The dense rewards become: 0, 0, …, sum(rewards), 0, 0, …, sum(rewards)

reset(key: chex.PRNGKey) evorl.envs.env.EnvState[source]
step(state: evorl.envs.env.EnvState, action: evorl.types.Action) evorl.envs.env.EnvState[source]
class evorl.envs.wrappers.VmapAutoResetWrapper(env: evorl.envs.env.Env, num_envs: int = 1)[source]

Bases: evorl.envs.wrappers.wrapper.Wrapper

Vectorize env and Autoreset.

reset(key: chex.PRNGKey) evorl.envs.env.EnvState[source]

Reset the vmapped env.

Parameters:

key – support batched keys [B,2] or single key [2]

step(state: evorl.envs.env.EnvState, action: jax.Array) evorl.envs.env.EnvState[source]
class evorl.envs.wrappers.VmapEnvPoolAutoResetWrapper(env: evorl.envs.env.Env, num_envs: int = 1)[source]

Bases: evorl.envs.wrappers.wrapper.Wrapper

EnvPool style AutoReset.

When the episode ends, an additional reset step is performed. See EnvPool: https://envpool.readthedocs.io/en/latest/content/python_interface.html#auto-reset, and the Next-Step Mode in gymnasium: https://farama.org/Vector-Autoreset-Mode. This is helpful for algorithms that require n-step TD or GAE with Partial episode bootstrapping (PEB) support on time-limited environments.
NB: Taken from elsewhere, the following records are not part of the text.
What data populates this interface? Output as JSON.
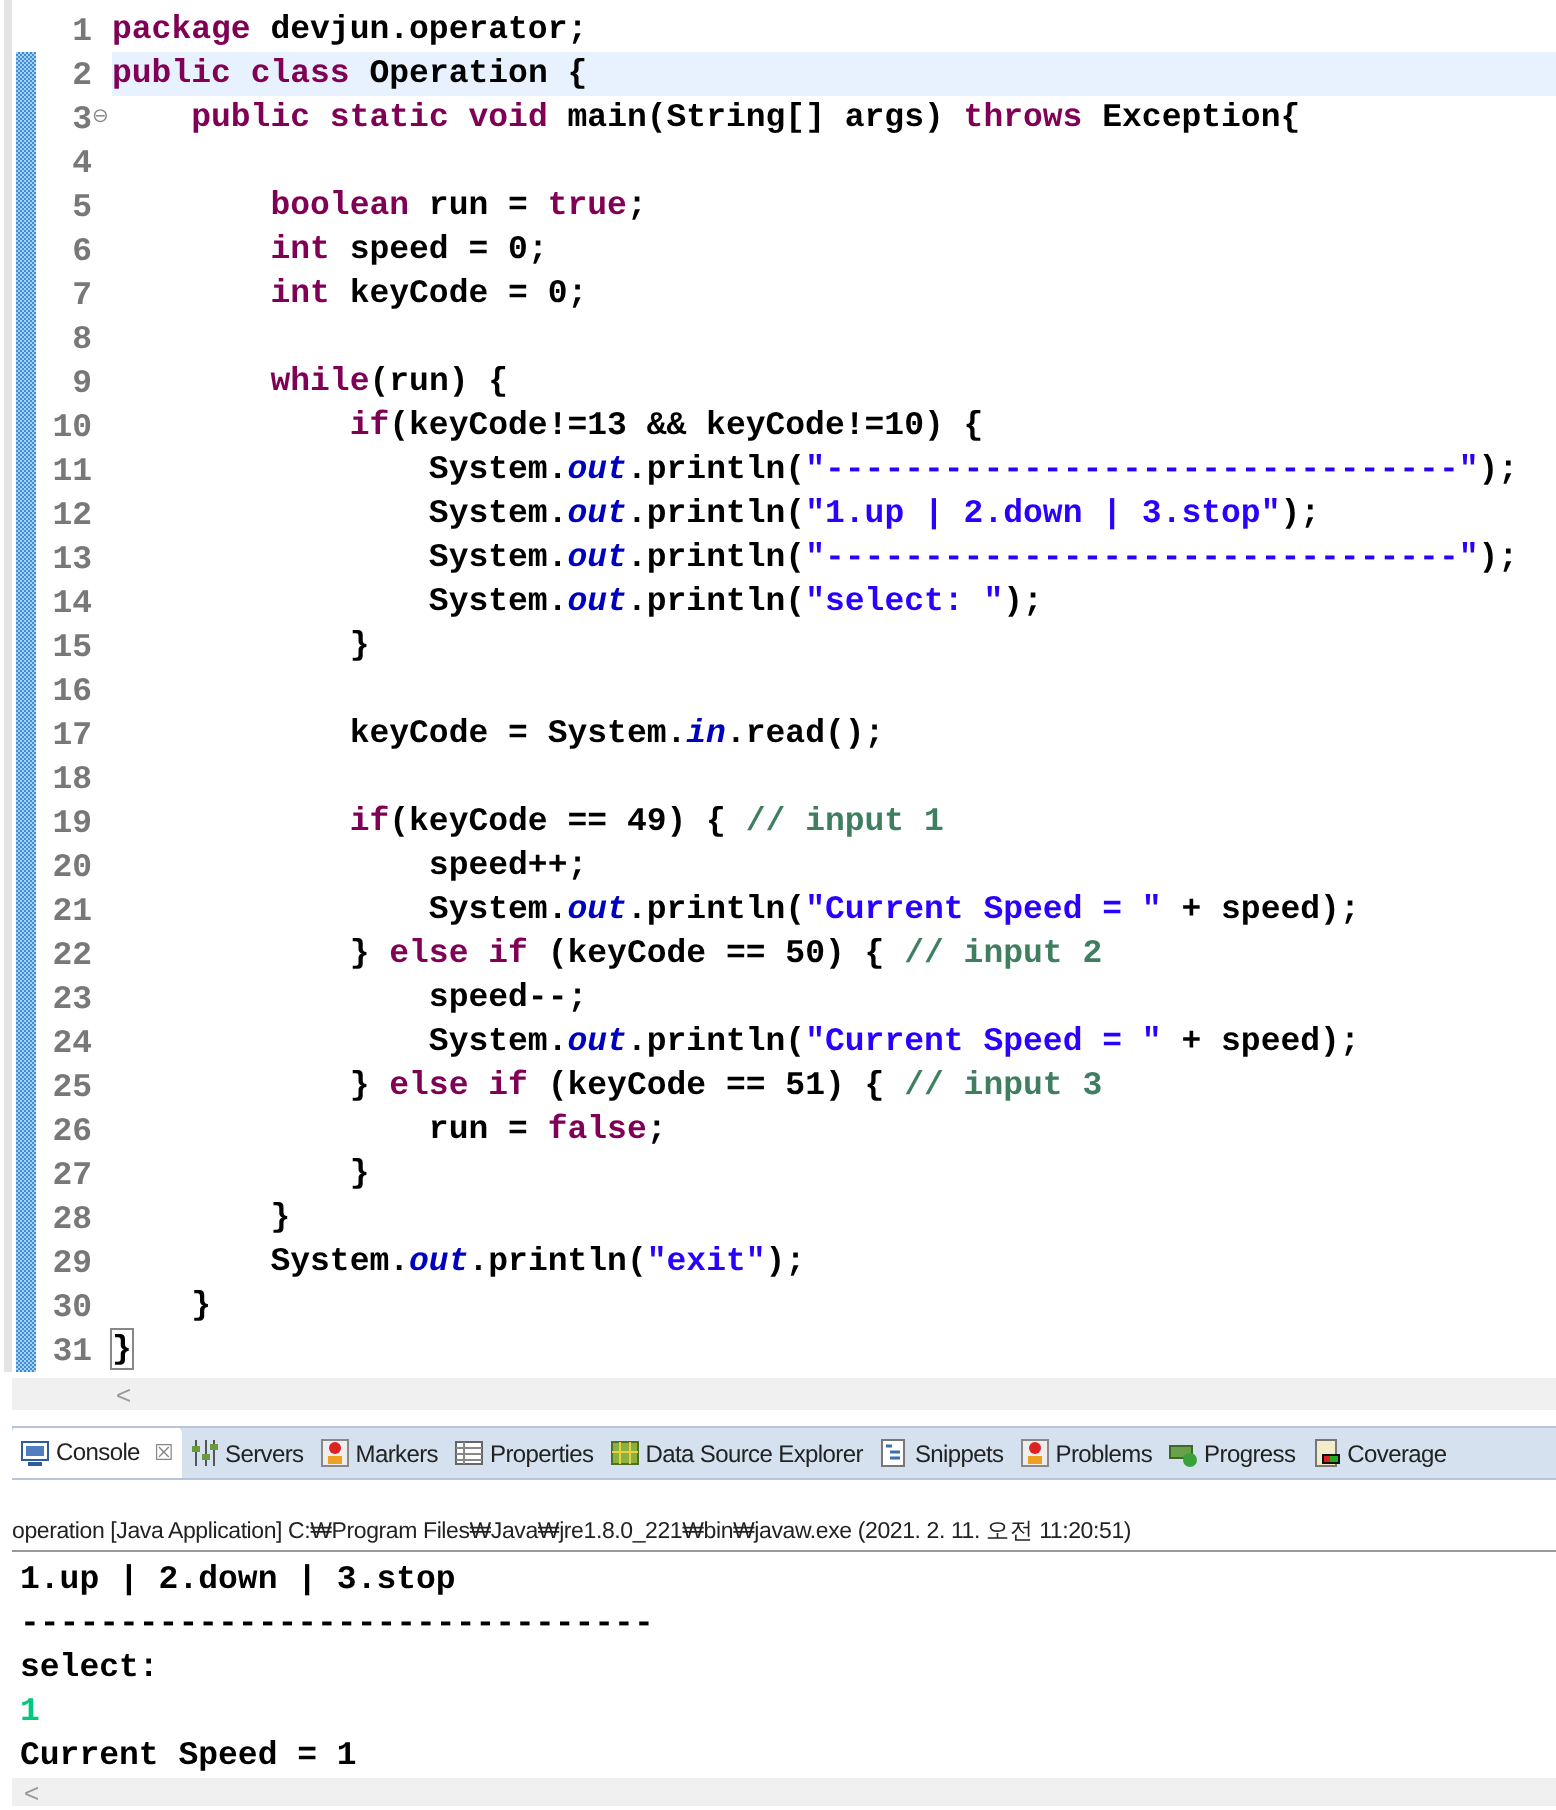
{
  "editor": {
    "lines": [
      {
        "number": "1",
        "changed": false,
        "current": false,
        "tokens": [
          {
            "kind": "keyword",
            "text": "package"
          },
          {
            "kind": "plain",
            "text": " devjun.operator;"
          }
        ]
      },
      {
        "number": "2",
        "changed": true,
        "current": true,
        "tokens": [
          {
            "kind": "keyword",
            "text": "public"
          },
          {
            "kind": "keyword",
            "text": " class"
          },
          {
            "kind": "plain",
            "text": " Operation {"
          }
        ]
      },
      {
        "number": "3",
        "changed": true,
        "current": false,
        "fold": "⊖",
        "tokens": [
          {
            "kind": "keyword",
            "text": "    public"
          },
          {
            "kind": "keyword",
            "text": " static"
          },
          {
            "kind": "keyword",
            "text": " void"
          },
          {
            "kind": "plain",
            "text": " main(String[] args) "
          },
          {
            "kind": "keyword",
            "text": "throws"
          },
          {
            "kind": "plain",
            "text": " Exception{"
          }
        ]
      },
      {
        "number": "4",
        "changed": true,
        "current": false
      },
      {
        "number": "5",
        "changed": true,
        "current": false,
        "tokens": [
          {
            "kind": "keyword",
            "text": "        boolean"
          },
          {
            "kind": "plain",
            "text": " run = "
          },
          {
            "kind": "keyword",
            "text": "true"
          },
          {
            "kind": "plain",
            "text": ";"
          }
        ]
      },
      {
        "number": "6",
        "changed": true,
        "current": false,
        "tokens": [
          {
            "kind": "keyword",
            "text": "        int"
          },
          {
            "kind": "plain",
            "text": " speed = 0;"
          }
        ]
      },
      {
        "number": "7",
        "changed": true,
        "current": false,
        "tokens": [
          {
            "kind": "keyword",
            "text": "        int"
          },
          {
            "kind": "plain",
            "text": " keyCode = 0;"
          }
        ]
      },
      {
        "number": "8",
        "changed": true,
        "current": false
      },
      {
        "number": "9",
        "changed": true,
        "current": false,
        "tokens": [
          {
            "kind": "keyword",
            "text": "        while"
          },
          {
            "kind": "plain",
            "text": "(run) {"
          }
        ]
      },
      {
        "number": "10",
        "changed": true,
        "current": false,
        "tokens": [
          {
            "kind": "keyword",
            "text": "            if"
          },
          {
            "kind": "plain",
            "text": "(keyCode!=13 && keyCode!=10) {"
          }
        ]
      },
      {
        "number": "11",
        "changed": true,
        "current": false,
        "tokens": [
          {
            "kind": "plain",
            "text": "                System."
          },
          {
            "kind": "field",
            "text": "out"
          },
          {
            "kind": "plain",
            "text": ".println("
          },
          {
            "kind": "string",
            "text": "\"--------------------------------\""
          },
          {
            "kind": "plain",
            "text": ");"
          }
        ]
      },
      {
        "number": "12",
        "changed": true,
        "current": false,
        "tokens": [
          {
            "kind": "plain",
            "text": "                System."
          },
          {
            "kind": "field",
            "text": "out"
          },
          {
            "kind": "plain",
            "text": ".println("
          },
          {
            "kind": "string",
            "text": "\"1.up | 2.down | 3.stop\""
          },
          {
            "kind": "plain",
            "text": ");"
          }
        ]
      },
      {
        "number": "13",
        "changed": true,
        "current": false,
        "tokens": [
          {
            "kind": "plain",
            "text": "                System."
          },
          {
            "kind": "field",
            "text": "out"
          },
          {
            "kind": "plain",
            "text": ".println("
          },
          {
            "kind": "string",
            "text": "\"--------------------------------\""
          },
          {
            "kind": "plain",
            "text": ");"
          }
        ]
      },
      {
        "number": "14",
        "changed": true,
        "current": false,
        "tokens": [
          {
            "kind": "plain",
            "text": "                System."
          },
          {
            "kind": "field",
            "text": "out"
          },
          {
            "kind": "plain",
            "text": ".println("
          },
          {
            "kind": "string",
            "text": "\"select: \""
          },
          {
            "kind": "plain",
            "text": ");"
          }
        ]
      },
      {
        "number": "15",
        "changed": true,
        "current": false,
        "tokens": [
          {
            "kind": "plain",
            "text": "            }"
          }
        ]
      },
      {
        "number": "16",
        "changed": true,
        "current": false
      },
      {
        "number": "17",
        "changed": true,
        "current": false,
        "tokens": [
          {
            "kind": "plain",
            "text": "            keyCode = System."
          },
          {
            "kind": "field",
            "text": "in"
          },
          {
            "kind": "plain",
            "text": ".read();"
          }
        ]
      },
      {
        "number": "18",
        "changed": true,
        "current": false
      },
      {
        "number": "19",
        "changed": true,
        "current": false,
        "tokens": [
          {
            "kind": "keyword",
            "text": "            if"
          },
          {
            "kind": "plain",
            "text": "(keyCode == 49) { "
          },
          {
            "kind": "comment",
            "text": "// input 1"
          }
        ]
      },
      {
        "number": "20",
        "changed": true,
        "current": false,
        "tokens": [
          {
            "kind": "plain",
            "text": "                speed++;"
          }
        ]
      },
      {
        "number": "21",
        "changed": true,
        "current": false,
        "tokens": [
          {
            "kind": "plain",
            "text": "                System."
          },
          {
            "kind": "field",
            "text": "out"
          },
          {
            "kind": "plain",
            "text": ".println("
          },
          {
            "kind": "string",
            "text": "\"Current Speed = \""
          },
          {
            "kind": "plain",
            "text": " + speed);"
          }
        ]
      },
      {
        "number": "22",
        "changed": true,
        "current": false,
        "tokens": [
          {
            "kind": "plain",
            "text": "            } "
          },
          {
            "kind": "keyword",
            "text": "else"
          },
          {
            "kind": "keyword",
            "text": " if"
          },
          {
            "kind": "plain",
            "text": " (keyCode == 50) { "
          },
          {
            "kind": "comment",
            "text": "// input 2"
          }
        ]
      },
      {
        "number": "23",
        "changed": true,
        "current": false,
        "tokens": [
          {
            "kind": "plain",
            "text": "                speed--;"
          }
        ]
      },
      {
        "number": "24",
        "changed": true,
        "current": false,
        "tokens": [
          {
            "kind": "plain",
            "text": "                System."
          },
          {
            "kind": "field",
            "text": "out"
          },
          {
            "kind": "plain",
            "text": ".println("
          },
          {
            "kind": "string",
            "text": "\"Current Speed = \""
          },
          {
            "kind": "plain",
            "text": " + speed);"
          }
        ]
      },
      {
        "number": "25",
        "changed": true,
        "current": false,
        "tokens": [
          {
            "kind": "plain",
            "text": "            } "
          },
          {
            "kind": "keyword",
            "text": "else"
          },
          {
            "kind": "keyword",
            "text": " if"
          },
          {
            "kind": "plain",
            "text": " (keyCode == 51) { "
          },
          {
            "kind": "comment",
            "text": "// input 3"
          }
        ]
      },
      {
        "number": "26",
        "changed": true,
        "current": false,
        "tokens": [
          {
            "kind": "plain",
            "text": "                run = "
          },
          {
            "kind": "keyword",
            "text": "false"
          },
          {
            "kind": "plain",
            "text": ";"
          }
        ]
      },
      {
        "number": "27",
        "changed": true,
        "current": false,
        "tokens": [
          {
            "kind": "plain",
            "text": "            }"
          }
        ]
      },
      {
        "number": "28",
        "changed": true,
        "current": false,
        "tokens": [
          {
            "kind": "plain",
            "text": "        }"
          }
        ]
      },
      {
        "number": "29",
        "changed": true,
        "current": false,
        "tokens": [
          {
            "kind": "plain",
            "text": "        System."
          },
          {
            "kind": "field",
            "text": "out"
          },
          {
            "kind": "plain",
            "text": ".println("
          },
          {
            "kind": "string",
            "text": "\"exit\""
          },
          {
            "kind": "plain",
            "text": ");"
          }
        ]
      },
      {
        "number": "30",
        "changed": true,
        "current": false,
        "tokens": [
          {
            "kind": "plain",
            "text": "    }"
          }
        ]
      },
      {
        "number": "31",
        "changed": true,
        "current": false,
        "tokens": [
          {
            "kind": "bracket",
            "text": "}"
          }
        ]
      }
    ],
    "scroll_arrow": "<"
  },
  "views": {
    "tabs": [
      {
        "label": "Console",
        "selected": true,
        "close": "☒"
      },
      {
        "label": "Servers",
        "selected": false
      },
      {
        "label": "Markers",
        "selected": false
      },
      {
        "label": "Properties",
        "selected": false
      },
      {
        "label": "Data Source Explorer",
        "selected": false
      },
      {
        "label": "Snippets",
        "selected": false
      },
      {
        "label": "Problems",
        "selected": false
      },
      {
        "label": "Progress",
        "selected": false
      },
      {
        "label": "Coverage",
        "selected": false
      }
    ]
  },
  "console": {
    "header": "operation [Java Application] C:₩Program Files₩Java₩jre1.8.0_221₩bin₩javaw.exe (2021. 2. 11. 오전 11:20:51)",
    "output": [
      {
        "kind": "output",
        "text": "1.up | 2.down | 3.stop"
      },
      {
        "kind": "output",
        "text": "--------------------------------"
      },
      {
        "kind": "output",
        "text": "select: "
      },
      {
        "kind": "input",
        "text": "1"
      },
      {
        "kind": "output",
        "text": "Current Speed = 1"
      }
    ],
    "scroll_arrow": "<"
  }
}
When using this wrapper, remember to skip the invalid transitions via the mask autoreset.

reset(key: chex.PRNGKey) evorl.envs.env.EnvState[source]

Reset the vmapped env.

Parameters:

key – support batched keys [B,2] or single key [2]

step(state: evorl.envs.env.EnvState, action: jax.Array) evorl.envs.env.EnvState[source]
class evorl.envs.wrappers.VmapWrapper(env: evorl.envs.env.Env, num_envs: int = 1, vmap_step: bool = False)[source]

Bases: evorl.envs.wrappers.wrapper.Wrapper

Vectorize env.

reset(key: chex.PRNGKey) evorl.envs.env.EnvState[source]

Reset the vmapped env.

Parameters:

key – support batched keys [B,2] or single key [2]

step(state: evorl.envs.env.EnvState, action: jax.Array) evorl.envs.env.EnvState[source]
class evorl.envs.wrappers.Wrapper(env: evorl.envs.env.Env)[source]

Bases: evorl.envs.env.Env

Wraps an environment to allow modular transformations.

property action_space: evorl.envs.env.Space
property obs_space: evorl.envs.env.Space
reset(key: chex.PRNGKey) evorl.envs.env.EnvState[source]
step(state: evorl.envs.env.EnvState, action: evorl.types.Action) evorl.envs.env.EnvState[source]
property unwrapped: evorl.envs.env.Env
evorl.envs.wrappers.get_wrapper(env: evorl.envs.env.Env, wrapper_cls: type) evorl.envs.wrappers.wrapper.Wrapper | None[source]

Return a specific wrapper of an env.